Analysis of Ours to Shape Comments, Part 4

Introduction

We're still analyzing the comments submitted to President Ryan’s Ours to Shape website.

In the fourth installment of this series (we’re almost done, I promise), we’ll look at the sentiment – aka positive-negative tone, polarity, affect – of the comments to President Ryan’s Ours to Shape website.

We don’t have a pre-labeled set of comments, with negative or positive sentiment already identified, so we can’t use a supervised classification method (and I’m not committed enough to hand code a sample of comments). Instead, we’ll use a lexicon-based approach, using a predefined dictionary of positive and negative words and counting up their presence in the corpus of comments.

In the last post, we removed a few duplicate comments by the same contributor, so we’ll be working with a corpus of 842 distinct contributed comments (as of December 7, 2018).

The full code to recreate the analysis in the blog posts is available on GitHub.

Sentiment Analysis

There are many, many, many packaged sentiment dictionaries available.
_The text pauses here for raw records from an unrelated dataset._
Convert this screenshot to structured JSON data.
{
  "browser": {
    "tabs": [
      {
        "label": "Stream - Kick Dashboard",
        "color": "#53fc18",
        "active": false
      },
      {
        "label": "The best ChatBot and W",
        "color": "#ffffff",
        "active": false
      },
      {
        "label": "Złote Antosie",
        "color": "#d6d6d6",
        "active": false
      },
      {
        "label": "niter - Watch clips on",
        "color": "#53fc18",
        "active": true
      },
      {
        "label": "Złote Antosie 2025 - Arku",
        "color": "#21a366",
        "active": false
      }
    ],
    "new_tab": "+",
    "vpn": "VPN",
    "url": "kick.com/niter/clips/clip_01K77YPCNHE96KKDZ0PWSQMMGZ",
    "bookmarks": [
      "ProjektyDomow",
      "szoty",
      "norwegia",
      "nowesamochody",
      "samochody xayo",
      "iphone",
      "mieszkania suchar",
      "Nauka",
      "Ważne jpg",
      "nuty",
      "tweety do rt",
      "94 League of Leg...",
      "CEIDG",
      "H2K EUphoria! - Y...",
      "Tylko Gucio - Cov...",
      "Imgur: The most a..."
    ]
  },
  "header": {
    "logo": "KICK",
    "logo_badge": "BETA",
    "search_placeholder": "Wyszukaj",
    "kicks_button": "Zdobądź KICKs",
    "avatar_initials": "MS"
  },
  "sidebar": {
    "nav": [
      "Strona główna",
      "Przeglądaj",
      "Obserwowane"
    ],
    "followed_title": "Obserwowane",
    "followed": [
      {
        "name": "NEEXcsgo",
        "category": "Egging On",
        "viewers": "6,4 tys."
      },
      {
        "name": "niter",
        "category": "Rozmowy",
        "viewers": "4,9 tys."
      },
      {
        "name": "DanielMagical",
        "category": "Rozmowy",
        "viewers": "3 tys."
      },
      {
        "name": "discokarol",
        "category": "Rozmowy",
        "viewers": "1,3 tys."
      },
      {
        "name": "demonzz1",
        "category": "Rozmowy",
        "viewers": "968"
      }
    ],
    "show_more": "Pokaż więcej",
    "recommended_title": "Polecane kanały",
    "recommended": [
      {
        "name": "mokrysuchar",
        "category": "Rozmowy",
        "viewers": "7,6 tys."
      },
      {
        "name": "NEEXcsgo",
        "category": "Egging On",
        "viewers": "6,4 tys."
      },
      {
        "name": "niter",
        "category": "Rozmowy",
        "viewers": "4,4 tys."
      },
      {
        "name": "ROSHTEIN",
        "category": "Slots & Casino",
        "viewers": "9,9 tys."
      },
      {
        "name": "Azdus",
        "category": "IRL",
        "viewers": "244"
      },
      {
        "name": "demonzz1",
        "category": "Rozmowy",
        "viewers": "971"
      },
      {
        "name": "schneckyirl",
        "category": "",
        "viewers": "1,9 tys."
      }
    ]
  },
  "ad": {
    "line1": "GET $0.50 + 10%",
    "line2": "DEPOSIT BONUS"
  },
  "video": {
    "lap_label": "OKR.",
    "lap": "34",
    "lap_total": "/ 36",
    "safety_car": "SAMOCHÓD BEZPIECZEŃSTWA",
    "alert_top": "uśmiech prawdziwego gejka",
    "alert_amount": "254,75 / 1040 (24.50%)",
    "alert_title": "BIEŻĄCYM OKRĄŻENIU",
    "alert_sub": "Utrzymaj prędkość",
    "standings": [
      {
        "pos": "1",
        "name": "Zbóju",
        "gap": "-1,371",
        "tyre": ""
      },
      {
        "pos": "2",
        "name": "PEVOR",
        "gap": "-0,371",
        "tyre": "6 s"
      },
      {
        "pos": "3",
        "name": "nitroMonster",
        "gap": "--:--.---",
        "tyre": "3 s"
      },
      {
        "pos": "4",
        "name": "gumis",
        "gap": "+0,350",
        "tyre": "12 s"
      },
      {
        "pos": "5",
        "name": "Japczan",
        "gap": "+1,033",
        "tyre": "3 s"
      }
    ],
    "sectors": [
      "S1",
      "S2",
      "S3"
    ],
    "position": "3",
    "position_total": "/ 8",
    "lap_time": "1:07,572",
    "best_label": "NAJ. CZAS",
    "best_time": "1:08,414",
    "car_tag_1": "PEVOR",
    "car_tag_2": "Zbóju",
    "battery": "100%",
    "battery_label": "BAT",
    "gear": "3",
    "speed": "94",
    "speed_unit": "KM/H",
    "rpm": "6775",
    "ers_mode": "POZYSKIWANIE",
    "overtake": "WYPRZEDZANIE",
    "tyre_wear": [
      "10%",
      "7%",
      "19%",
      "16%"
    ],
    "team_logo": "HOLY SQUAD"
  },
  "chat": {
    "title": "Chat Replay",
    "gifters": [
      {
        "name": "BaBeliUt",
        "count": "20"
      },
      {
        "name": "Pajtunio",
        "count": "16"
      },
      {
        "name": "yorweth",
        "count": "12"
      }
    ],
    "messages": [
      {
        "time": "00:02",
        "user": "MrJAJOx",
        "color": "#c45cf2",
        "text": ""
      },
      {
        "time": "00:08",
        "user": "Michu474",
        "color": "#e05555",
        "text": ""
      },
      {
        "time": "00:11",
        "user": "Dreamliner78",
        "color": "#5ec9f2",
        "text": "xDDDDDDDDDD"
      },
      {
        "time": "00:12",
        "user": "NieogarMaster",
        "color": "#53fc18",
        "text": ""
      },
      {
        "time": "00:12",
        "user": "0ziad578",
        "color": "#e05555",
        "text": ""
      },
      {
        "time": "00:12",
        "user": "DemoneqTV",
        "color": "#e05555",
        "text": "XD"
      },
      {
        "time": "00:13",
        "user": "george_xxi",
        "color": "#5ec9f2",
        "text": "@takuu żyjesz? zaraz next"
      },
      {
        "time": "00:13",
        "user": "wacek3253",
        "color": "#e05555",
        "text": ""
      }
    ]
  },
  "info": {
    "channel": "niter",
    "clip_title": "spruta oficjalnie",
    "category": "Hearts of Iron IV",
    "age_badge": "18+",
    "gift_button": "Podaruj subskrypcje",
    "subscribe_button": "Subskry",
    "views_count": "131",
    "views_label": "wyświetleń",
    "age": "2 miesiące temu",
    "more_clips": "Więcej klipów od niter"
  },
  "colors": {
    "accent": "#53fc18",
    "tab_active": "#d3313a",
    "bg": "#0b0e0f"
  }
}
They should always be chosen with care, with attention to how they were created – crowdsourcing, grounded theory, algorithmically based on a labelled corpus – and for what purpose or context – for tweets, novels, newspapers.

I’ll use one with which I’m familiar – the Lexicoder Sentiment Dictionary. The LSD dictionary was created from previous sentiment dictionaries, widely used in in political science and psychology, but cleaned of ambiguous and problematic words. It’s tailored to political texts – did I mention I’m a political scientist – but I’d suggest the feedback to UVA represented by the Ours to Shape comments are political.

Here’s a sampling of the words categorized as positive...


 [1] "gentlest"  "upside"    "kidding"   "rightful*" "laud*"    
 [6] "good"      "high end"  "nabob*"    "courting"  "curious*"

and as negative...


 [1] "chilli*"     "dictat*"     "dung"        "kick"        "carps"      
 [6] "vice"        "unfavourab*" "misspent*"   "direful"     "drunk*"

There are 2,858 negative words and 1,709 positive words in all.

I apply this dictionary to the dfm of the comments to generate a count of the number of times words in the positive dictionary appear in the comment and the number of times words in the negative dictionary appear in the comment.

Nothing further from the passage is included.